Paradise Papers: "Les investissements via les paradis fiscaux ne sont ni sociaux ni durables", dénonce Oxfam

08/11/17 à 18:52 - Mise à jour à 18:54

Source: Belga

(Belga) Oxfam Solidarité déplore le fait que la SBI, ou "Société belge d'investissement", soit citée dans le dossier des Paradise Papers. La SBI détiendrait un intérêt financier dans une société dénommée "Infra Asia Development (Vietnam) Limited", immatriculée aux îles Vierges britanniques, juridiction qui figure sur la liste noire belge des paradis fiscaux, écrivaient mercredi matin Le Soir, De Tijd et Knack. "Les investissements via les paradis fiscaux ne sont ni sociaux ni durables. Les paradis fiscaux ne sont pas transparents et diminuent les rentrées fiscales des pays en voie de développement", s'insurge Oxfam mercredi dans un communiqué.

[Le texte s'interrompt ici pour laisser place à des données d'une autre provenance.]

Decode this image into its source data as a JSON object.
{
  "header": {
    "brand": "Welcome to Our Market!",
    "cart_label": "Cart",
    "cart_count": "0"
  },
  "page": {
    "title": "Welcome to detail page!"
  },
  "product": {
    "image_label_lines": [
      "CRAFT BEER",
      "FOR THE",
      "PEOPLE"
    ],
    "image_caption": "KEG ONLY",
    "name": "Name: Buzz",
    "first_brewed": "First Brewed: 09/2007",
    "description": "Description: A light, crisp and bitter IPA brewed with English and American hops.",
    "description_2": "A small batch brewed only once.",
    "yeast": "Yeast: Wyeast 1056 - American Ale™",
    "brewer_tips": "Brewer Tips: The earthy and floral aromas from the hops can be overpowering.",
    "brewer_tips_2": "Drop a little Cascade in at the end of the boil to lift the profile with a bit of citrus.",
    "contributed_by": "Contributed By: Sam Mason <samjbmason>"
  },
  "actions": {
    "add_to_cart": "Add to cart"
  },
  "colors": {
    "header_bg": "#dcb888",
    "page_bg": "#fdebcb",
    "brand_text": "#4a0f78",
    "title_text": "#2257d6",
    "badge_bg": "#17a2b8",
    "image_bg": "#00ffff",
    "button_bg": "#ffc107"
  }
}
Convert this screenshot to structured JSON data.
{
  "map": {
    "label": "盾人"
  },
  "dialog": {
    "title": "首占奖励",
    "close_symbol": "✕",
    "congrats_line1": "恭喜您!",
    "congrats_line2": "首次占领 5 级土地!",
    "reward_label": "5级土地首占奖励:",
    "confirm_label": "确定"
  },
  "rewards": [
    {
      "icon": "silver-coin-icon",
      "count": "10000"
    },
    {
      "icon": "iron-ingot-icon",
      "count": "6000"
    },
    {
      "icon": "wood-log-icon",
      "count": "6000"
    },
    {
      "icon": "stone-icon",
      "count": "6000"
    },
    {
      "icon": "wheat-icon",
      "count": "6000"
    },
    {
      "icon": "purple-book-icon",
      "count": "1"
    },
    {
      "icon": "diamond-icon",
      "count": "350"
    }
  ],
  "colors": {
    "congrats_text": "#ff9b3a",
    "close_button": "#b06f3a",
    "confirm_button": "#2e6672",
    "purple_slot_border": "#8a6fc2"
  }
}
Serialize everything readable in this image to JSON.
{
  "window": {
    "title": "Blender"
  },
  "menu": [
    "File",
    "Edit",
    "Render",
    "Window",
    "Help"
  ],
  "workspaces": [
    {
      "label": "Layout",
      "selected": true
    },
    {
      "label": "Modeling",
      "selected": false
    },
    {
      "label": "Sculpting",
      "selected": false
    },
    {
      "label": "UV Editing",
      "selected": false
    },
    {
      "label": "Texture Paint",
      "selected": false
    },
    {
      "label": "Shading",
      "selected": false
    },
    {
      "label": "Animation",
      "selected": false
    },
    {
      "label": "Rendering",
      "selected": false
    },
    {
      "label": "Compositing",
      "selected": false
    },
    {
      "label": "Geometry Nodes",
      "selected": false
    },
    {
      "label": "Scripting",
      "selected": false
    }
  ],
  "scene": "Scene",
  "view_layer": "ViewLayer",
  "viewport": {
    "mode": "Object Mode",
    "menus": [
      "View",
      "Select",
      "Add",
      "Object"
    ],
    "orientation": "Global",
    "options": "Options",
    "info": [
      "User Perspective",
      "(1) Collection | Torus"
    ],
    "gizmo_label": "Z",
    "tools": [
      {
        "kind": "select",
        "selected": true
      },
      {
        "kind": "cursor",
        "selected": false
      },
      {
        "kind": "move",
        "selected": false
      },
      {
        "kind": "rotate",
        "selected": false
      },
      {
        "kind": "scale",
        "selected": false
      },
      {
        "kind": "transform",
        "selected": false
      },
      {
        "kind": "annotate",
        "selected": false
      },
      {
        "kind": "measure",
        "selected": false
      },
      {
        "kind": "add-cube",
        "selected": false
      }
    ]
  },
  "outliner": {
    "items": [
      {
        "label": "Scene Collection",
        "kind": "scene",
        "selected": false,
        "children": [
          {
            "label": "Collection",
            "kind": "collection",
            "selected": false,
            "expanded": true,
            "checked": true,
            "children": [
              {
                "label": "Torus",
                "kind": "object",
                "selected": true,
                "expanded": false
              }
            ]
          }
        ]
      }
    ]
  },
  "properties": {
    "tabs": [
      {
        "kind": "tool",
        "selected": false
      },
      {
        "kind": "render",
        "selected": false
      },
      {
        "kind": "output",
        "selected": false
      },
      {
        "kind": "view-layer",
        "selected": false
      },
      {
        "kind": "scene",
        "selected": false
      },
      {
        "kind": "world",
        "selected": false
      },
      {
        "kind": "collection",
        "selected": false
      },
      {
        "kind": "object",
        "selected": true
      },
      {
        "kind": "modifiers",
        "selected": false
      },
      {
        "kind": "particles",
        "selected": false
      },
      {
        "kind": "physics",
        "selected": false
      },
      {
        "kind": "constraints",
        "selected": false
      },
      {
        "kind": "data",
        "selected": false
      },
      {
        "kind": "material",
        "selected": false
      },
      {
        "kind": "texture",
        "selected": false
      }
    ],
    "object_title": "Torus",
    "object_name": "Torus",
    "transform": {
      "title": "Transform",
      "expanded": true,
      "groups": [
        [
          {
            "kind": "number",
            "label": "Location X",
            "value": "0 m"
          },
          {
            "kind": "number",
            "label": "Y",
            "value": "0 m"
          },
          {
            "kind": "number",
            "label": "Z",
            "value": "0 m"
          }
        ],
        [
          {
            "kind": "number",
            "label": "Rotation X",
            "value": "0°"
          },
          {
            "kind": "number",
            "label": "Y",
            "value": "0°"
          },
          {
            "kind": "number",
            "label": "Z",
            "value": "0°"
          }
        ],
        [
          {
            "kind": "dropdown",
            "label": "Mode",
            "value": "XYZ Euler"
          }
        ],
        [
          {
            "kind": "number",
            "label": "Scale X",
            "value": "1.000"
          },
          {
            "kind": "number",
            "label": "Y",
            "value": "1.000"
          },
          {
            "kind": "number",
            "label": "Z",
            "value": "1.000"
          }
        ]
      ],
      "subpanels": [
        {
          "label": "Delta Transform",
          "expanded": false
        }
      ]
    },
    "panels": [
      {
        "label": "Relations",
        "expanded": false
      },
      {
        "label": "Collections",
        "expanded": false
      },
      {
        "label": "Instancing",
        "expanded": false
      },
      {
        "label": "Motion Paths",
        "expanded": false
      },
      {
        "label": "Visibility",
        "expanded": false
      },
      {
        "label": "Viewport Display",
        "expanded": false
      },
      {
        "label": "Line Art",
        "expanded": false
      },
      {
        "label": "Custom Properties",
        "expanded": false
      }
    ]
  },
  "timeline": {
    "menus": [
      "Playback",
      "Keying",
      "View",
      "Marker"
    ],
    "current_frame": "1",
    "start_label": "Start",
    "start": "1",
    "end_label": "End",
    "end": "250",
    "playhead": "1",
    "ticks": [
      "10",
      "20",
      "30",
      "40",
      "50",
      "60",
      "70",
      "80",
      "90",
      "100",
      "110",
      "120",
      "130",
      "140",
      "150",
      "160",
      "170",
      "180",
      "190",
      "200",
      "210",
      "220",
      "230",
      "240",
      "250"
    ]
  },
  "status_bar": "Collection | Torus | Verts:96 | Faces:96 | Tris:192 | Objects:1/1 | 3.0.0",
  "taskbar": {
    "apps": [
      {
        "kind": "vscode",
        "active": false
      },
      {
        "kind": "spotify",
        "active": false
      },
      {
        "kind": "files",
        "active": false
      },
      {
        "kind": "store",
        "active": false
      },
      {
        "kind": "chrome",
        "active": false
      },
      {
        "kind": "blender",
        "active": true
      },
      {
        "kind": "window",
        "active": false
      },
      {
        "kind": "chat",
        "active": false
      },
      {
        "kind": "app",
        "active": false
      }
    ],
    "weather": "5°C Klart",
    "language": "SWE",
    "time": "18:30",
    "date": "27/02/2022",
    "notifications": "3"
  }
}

Oxfam se dit choqué par le fait que l'Etat belge est lui-même cité dans le scandale des Paradise Papers. L'ONG appelle dès lors le gouvernement à interdire les investissements publics via les paradis fiscaux. "Il y aura une enquête sur les pertes de revenus potentielles au Vietnam. Et, de manière plus générale, nous plaidons en faveur d'un contrôle plus strict des sociétés étrangères contrôlées (CFC), une mesure visant les bénéfices envoyés vers les paradis fiscaux", indique Oxfam. L'organisation souligne également l'importance des pertes de revenus dues à l'évasion fiscale des multinationales pour les pays en voie de développement. Celles-ci sont évaluées à 100 milliards de dollars par an. "Un tiers de ce montant serait pourtant suffisant pour sauver 8 millions de femmes et d'enfants via des investissements dans les soins de santé", estime Oxfam. (Belga)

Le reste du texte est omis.